J’ai regardé avec beaucoup d’intérêt le film Alexeï Navalny, l’ennemi de Poutine, qui est passée sur Arte dans la soirée du 12 mars dernier. Je m’attendais à une émission hagiographique, glorifiant un martyr idéalisé. Et j’ai été surpris d’apprendre qu’il a débuté sa carrière publique par la défense d’un nationalisme vigoureux, allant jusqu’à la xénophobie assortie à certains moments de racisme. En outre il a ensuite, à mesure que ses paroles avaient de l’écho dans la société, fait preuve de violence et proféré des insultes à l’égard de ceux qui ne le soutenaient pas assez.
On pourrait croire que ce portrait était propre à ternir son image. Mais cela ne fut pas le cas pour moi. J’ai reconnu là une complexité bien humaine, qui n’a pas empêché une merveilleuse évolution finale, et pleine de courage : son retour volontaire en Russie après son empoisonnement, où il a assumé pleinement la mort qui l’attendait, a en effet quelque chose de christique.
Ce rapprochement ne doit pas étonner. Dans la ligne de vie de Jésus lui-même ne peut-on voir une identique complexité ? La violence l’a habité maintes fois, par exemple lorsqu’il chasse les marchands du temple, avec le zèle qui convient aux fanatiques (les défenseurs du temple), et qui permet de le rapprocher des zélotes, partisans de la lutte armée face aux Romains. Par exemple aussi avec ses discours exclusivistes (« Qui n’est pas avec moi est contre moi »). Ou avec ses imprécations contre les « scribes et pharisiens hypocrites », bien proches des insultes xénophobes, etc. Mais son évolution finale vers le sacrifice accepté est la belle image et seule qui nous en reste, comme pour Navalny, et elle a traversé les siècles.
Pour qui pense que les péricopes évangéliques sont des rédactions de seconde main, cette complexité renvoie à des strates narratives hétérogènes, à une polyphonie manquant d’unité.
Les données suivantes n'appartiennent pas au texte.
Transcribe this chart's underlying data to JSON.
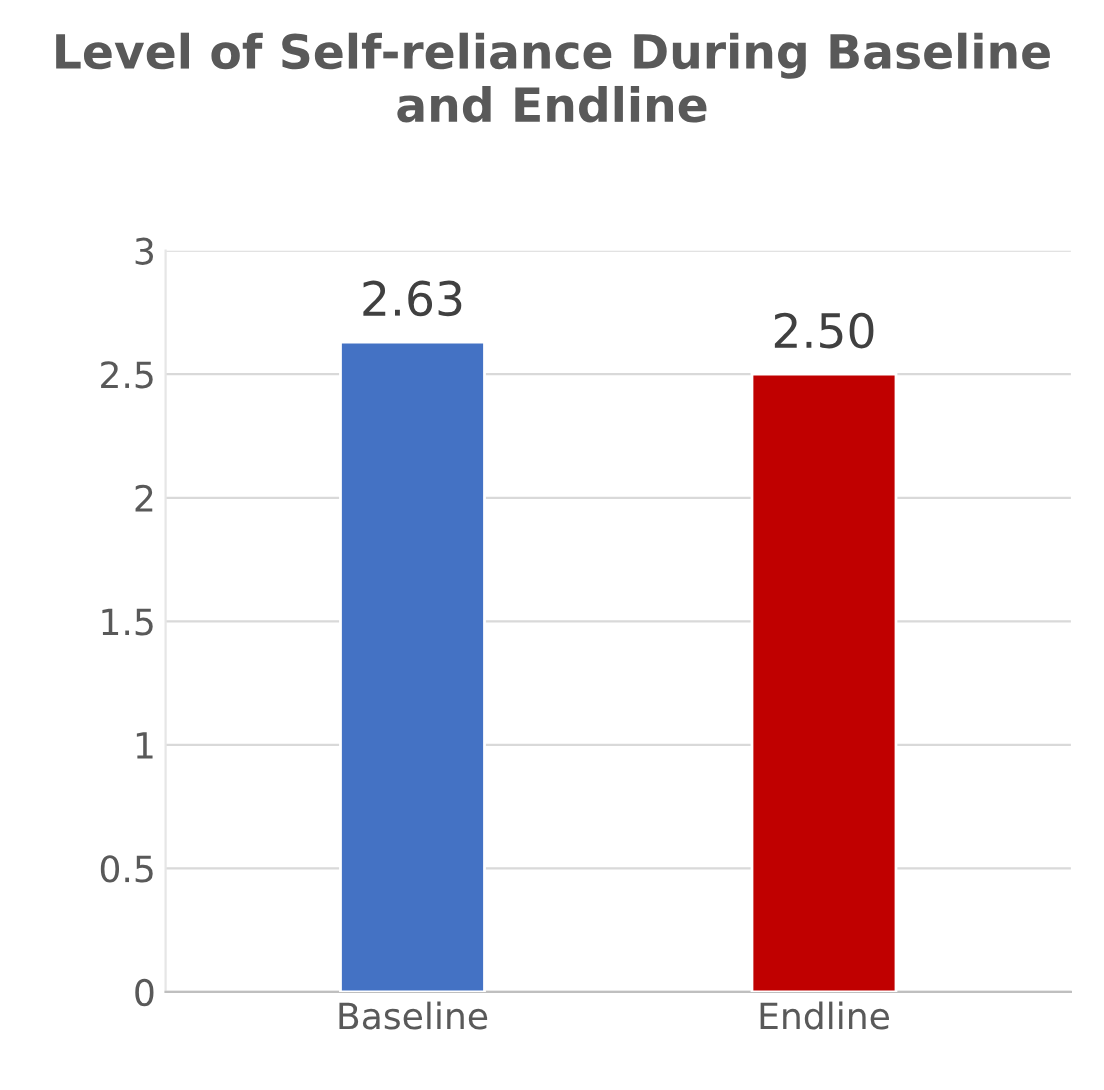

Et le doute peut bien s’installer sur la crédibilité et l’existence réelle d’un personnage aussi polymorphe.
Mais l’exemple de Navalny prouve au contraire qu’une vie humaine peut considérablement évoluer, et ce vers le meilleur. Alors il n’y a pas de raison que celle de Jésus, un homme comme nous, n’ait pas évolué non plus. C’est un argument en faveur de son existence historique, et de la plausibilité de son message. Simplement il faut se résoudre à ne plus voir en lui le Fils de Dieu, et la deuxième personne de la Trinité.